Anthony Goicolea
Double Standard

2 MAY until 21 JUN 2025
Opening – 2 MAY 2025, 7-9 pm

We are delighted to present the exhibition Double Standard by New York-based artist Anthony Goicolea as part of Gallery Weekend Berlin.

Anthony Goicolea

Courtesy the artist and Crone

On view are new paintings on canvas and Mylar, in which Goicolea explores a theme that runs like a red thread through his entire body of work: the contradiction between inner and outer perception, the conflict between self-determination and external expectations, the tension between societal norms and personal identity — resulting from different cultural backgrounds, sexual orientations, or gender roles.

Anthony Goicolea, born in 1971 in Atlanta, Georgia, as the son of Cuban immigrants, is regarded as one of the most versatile contemporary artists of his generation. After graduating from the Pratt Institute in New York, he rose to prominence in the late 1990s with photo collages and video works in which he digitally inserted multiple versions of himself using advanced image-editing and compositing techniques. Later, he shifted his focus to painting and installation art, always with the goal of exploring the condition of the individual in strange, unfamiliar surroundings.

Anthony Goicolea

Courtesy the artist and Crone

In 2018, Goicolea created the large LGBTQ Memorial in Hudson River Park — a highly visible, light-based monument commissioned by the City of New York to commemorate the victims of the 2016 shooting at a gay nightclub in Orlando, as well as all others who have suffered from anti-queer violence.

In the exhibition “Double Standard,” Goicolea takes us on an emotional journey through realms of constant searching for meaning. He portrays figures caught in bizarre, melancholic moments, seemingly trapped at the threshold between reality and the dream world.

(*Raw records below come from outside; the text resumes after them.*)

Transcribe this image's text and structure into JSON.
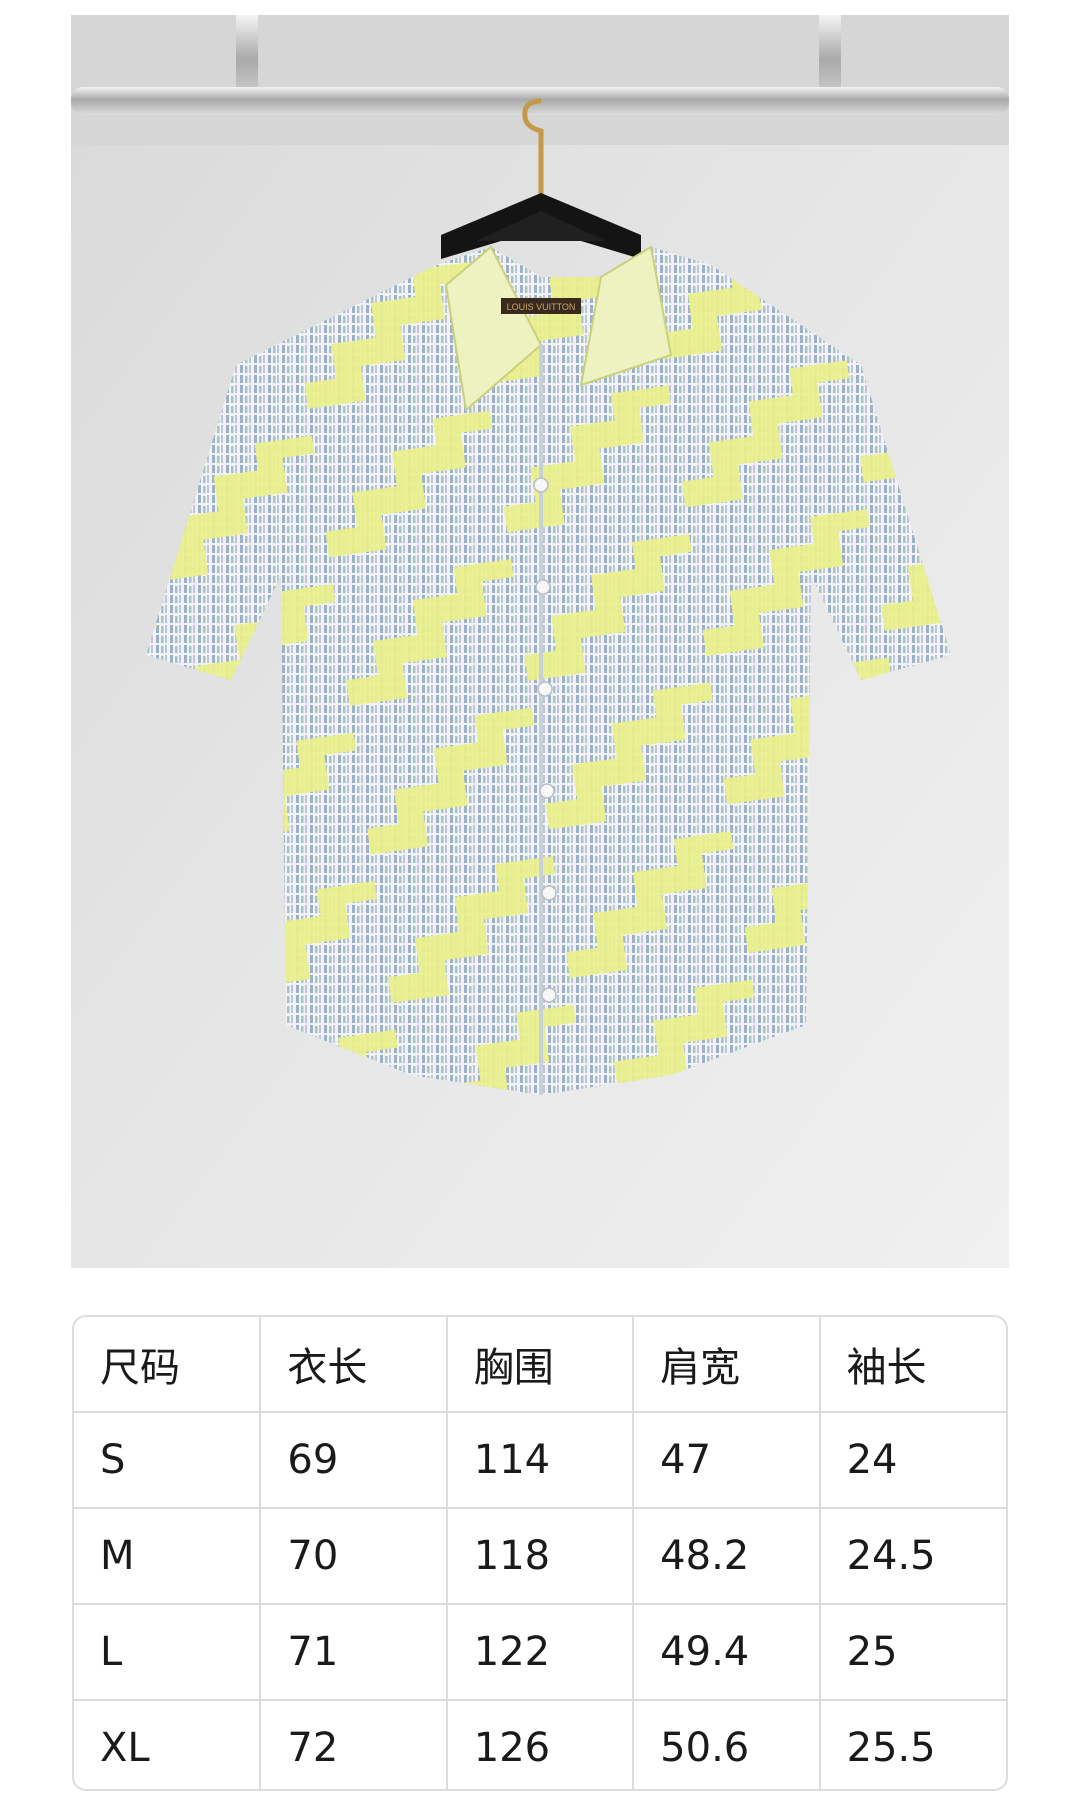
{
  "photo": {
    "label_text": "LOUIS VUITTON",
    "colors": {
      "wall": "#e2e2e2",
      "shirt_base": "#eef1f4",
      "shirt_zigzag": "#e9ef7c",
      "shirt_stripe_blue": "#6f8fb0",
      "shirt_stripe_green": "#6aa39a",
      "hanger": "#141414",
      "rail": "#b4b4b4"
    }
  },
  "size_table": {
    "headers": [
      "尺码",
      "衣长",
      "胸围",
      "肩宽",
      "袖长"
    ],
    "rows": [
      [
        "S",
        "69",
        "114",
        "47",
        "24"
      ],
      [
        "M",
        "70",
        "118",
        "48.2",
        "24.5"
      ],
      [
        "L",
        "71",
        "122",
        "49.4",
        "25"
      ],
      [
        "XL",
        "72",
        "126",
        "50.6",
        "25.5"
      ]
    ]
  }
}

His painting style is characterized by an expressive visual language, masterfully combined with surreal elements. A distinctive feature is the subtle humor that counterbalances the darker tones of his works. Amidst the drama and isolation, there are always moments of irony and lightness, inviting viewers to accept — and perhaps even embrace — life’s absurdities.

Anthony Goicolea

Courtesy the artist and Crone

The profound pull toward ambiguity and the unsettling in Goicolea’s work is rooted in his own biography. On the one hand, he grew up as the child of Cuban immigrants in the American South; on the other, he realized as a teenager that he was gay. Early on, he became familiar with the feeling of being out of place, the unspoken discomfort of being in a situation without knowing exactly what feels wrong. In his art, he continuously seeks out borderlands and liminal spaces — those precarious moments where both temporal and spatial orientation become unstable and viewers can no longer be certain of what they are actually seeing.

Anthony Goicolea

Courtesy the artist and Crone

Anthony Goicolea

Courtesy the artist and Crone

Goicolea’s paintings reveal this displaced unease of the foreign or the uncanny — not immediately, not overtly, not aggressively, but with a charming, affectionate subtlety. The colors are intense, the gazes — even when drifting — remain fixed, the bodies androgynous, youthful, slightly lascivious, yet never intrusive.

The literally “off-kilter” nature of his motifs often remains understated, only to suddenly unfold its full dramatic force. You believe Goicolea when he says that the idea of a “before” and “after” has never really interested him. His protagonists move within a tension-filled space between prescribed imagery and our personal interpretations. With references to pop culture, mass media, and fictional memories, they seem to emerge from a pool of images and ideas that feel both familiar and alien.

Thus, his paintings tenderly but at the same time threateningly convey a life experience deeply known to many who are queer or belong to another minority: the solidifying brokenness, the brave yet fearful exploration of one’s identity when you are not like everyone else around you.

Rather than presenting a linear narrative, Goicolea’s paintings capture fleeting snapshots — brief, frozen moments of the absurd but also the liberating, as if someone had pressed the pause button in a shaky coming-of-age film.

Anthony Goicolea’s work is represented in major museum collections both in the United States and Europe, including the Museum of Modern Art in New York, the Hirshhorn Museum in Washington, D.C., the Yale University Art Collection, the Brooklyn Museum, the Guggenheim Museum in New York, and the Reina Sofia in Madrid.